If diesel is such nasty stuff, why has it been able to become the backbone of our logistics economy in the first place?

Easy answer. First, there is lots of it and second, the diesel engine produces great torque which is good if you want to haul heavy loads from one end of the country to the other or if you want to provide a boost to heavy construction or earth moving equipment. The engine can be built a bit smaller than corresponding gasoline or even gas engines and hence fuel consumption goes down.

Diesel has falsely been the darling of environmentalists for a long time as those less thirsty engines promised less fuel per kilometer and hence fewer emissions. The calculation was made with the devil providing the templates as one liter of diesel produces much more of the real nasty stuff than its corresponding lighter fuel.

We have fought against the big, visible particles when in fact it’s the very small, Nanoparticles that are far more toxic and much more dangerous. Nano Particulate Matter cannot be compared to the soot we see from diesel engines as it goes straight into our bloodstreams, our brains, our cells and it even alters our DNA.

Nature has not equipped us with any defenses against those new pathogens as they are entirely man-made. For clarity – we have been living with fine particulates since giant lizards roamed the planet and way before that. Fine desert dust, pollen, and much other natural stuff has been around since the dawn of time. But those particles are mountains compared to the real small diesel engine emissions.

Paradoxically, so-called clean diesel engines make the problem worse as higher temperatures and higher pressures produce much more of the ultra-fine stuff and much less of the bigger particles. This is a wanted effect as the bigger particles are outlawed by environmental protection legislation and the Nano-Matter is not yet.

This will change as green activists the world over start to find out that they have fallen onto the dirty side of the deal and are up in arms. How long until further reductions and new, even tighter rules come in?

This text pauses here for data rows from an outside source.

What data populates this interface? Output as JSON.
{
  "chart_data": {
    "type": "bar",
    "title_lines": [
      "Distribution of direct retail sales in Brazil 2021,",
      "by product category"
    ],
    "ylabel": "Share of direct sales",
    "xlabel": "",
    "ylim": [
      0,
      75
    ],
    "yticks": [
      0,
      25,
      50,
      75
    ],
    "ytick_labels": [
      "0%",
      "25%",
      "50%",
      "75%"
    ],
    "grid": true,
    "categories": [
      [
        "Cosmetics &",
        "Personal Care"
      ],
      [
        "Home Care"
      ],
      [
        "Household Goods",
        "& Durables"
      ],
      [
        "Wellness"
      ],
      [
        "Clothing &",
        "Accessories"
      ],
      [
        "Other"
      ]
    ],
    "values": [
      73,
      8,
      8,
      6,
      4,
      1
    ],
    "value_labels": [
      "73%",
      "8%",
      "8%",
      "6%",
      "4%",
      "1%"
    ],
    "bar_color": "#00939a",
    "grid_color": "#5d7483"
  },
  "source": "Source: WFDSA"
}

Really cleaning up diesel exhaust would require technologies that are not really available today and if they were, they would make the diesel engine incredibly expensive. Besides, the engine would also become even more of a technology hog which would make it prone to frequent breakdowns which in turn fleet vehicle owners and operators dread like the devil dreads holy water.

If diesel cannot really be made clean, but regulation requires us to go this clean, what are the solutions then? And if further, even stricter legislation pokes holes into this already virtually impossible arrangement, then everything goes off the rails real quick.

We are gas people in the end and methane does not produce the above described nasty stuff in the first place – I am talking about those very toxic particles. Other emissions are so drastically reduced that cleaning the tiny rest down to EURO 6 standards and even cleaner is easy and cheap.

The shale gas revolution has bestowed a real rush for LNG and CNG as a fuel in North America on us. It fuels a technology revolution which makes the gas engine cheaper, better and more reliable than diesel ever was. New environmental standards have killed the premium paid for gas vehicles as they come in ever greater numbers bringing their prices down and diesel gets ever more expensive because of all the tech that goes onto the tail end.

The curves will meet this year in theory and in 2017 at the very latest and that will be the end of it.

One line in the movie Cinderella went like this: don’t see the world for what it is but for what it could be.

The difference between Cinderella and the fuels world is that Cinderella is a fairytale and magic was needed for the prince and the girl to live happily ever after. In the real fuels world, there is no magic necessary as all the ingredients for weaning us off diesel are already there.

One must only step back and see the entire picture.

Kiss your old diesel goodbye. You better board the LNG and CNG bandwagon – if you wanna live.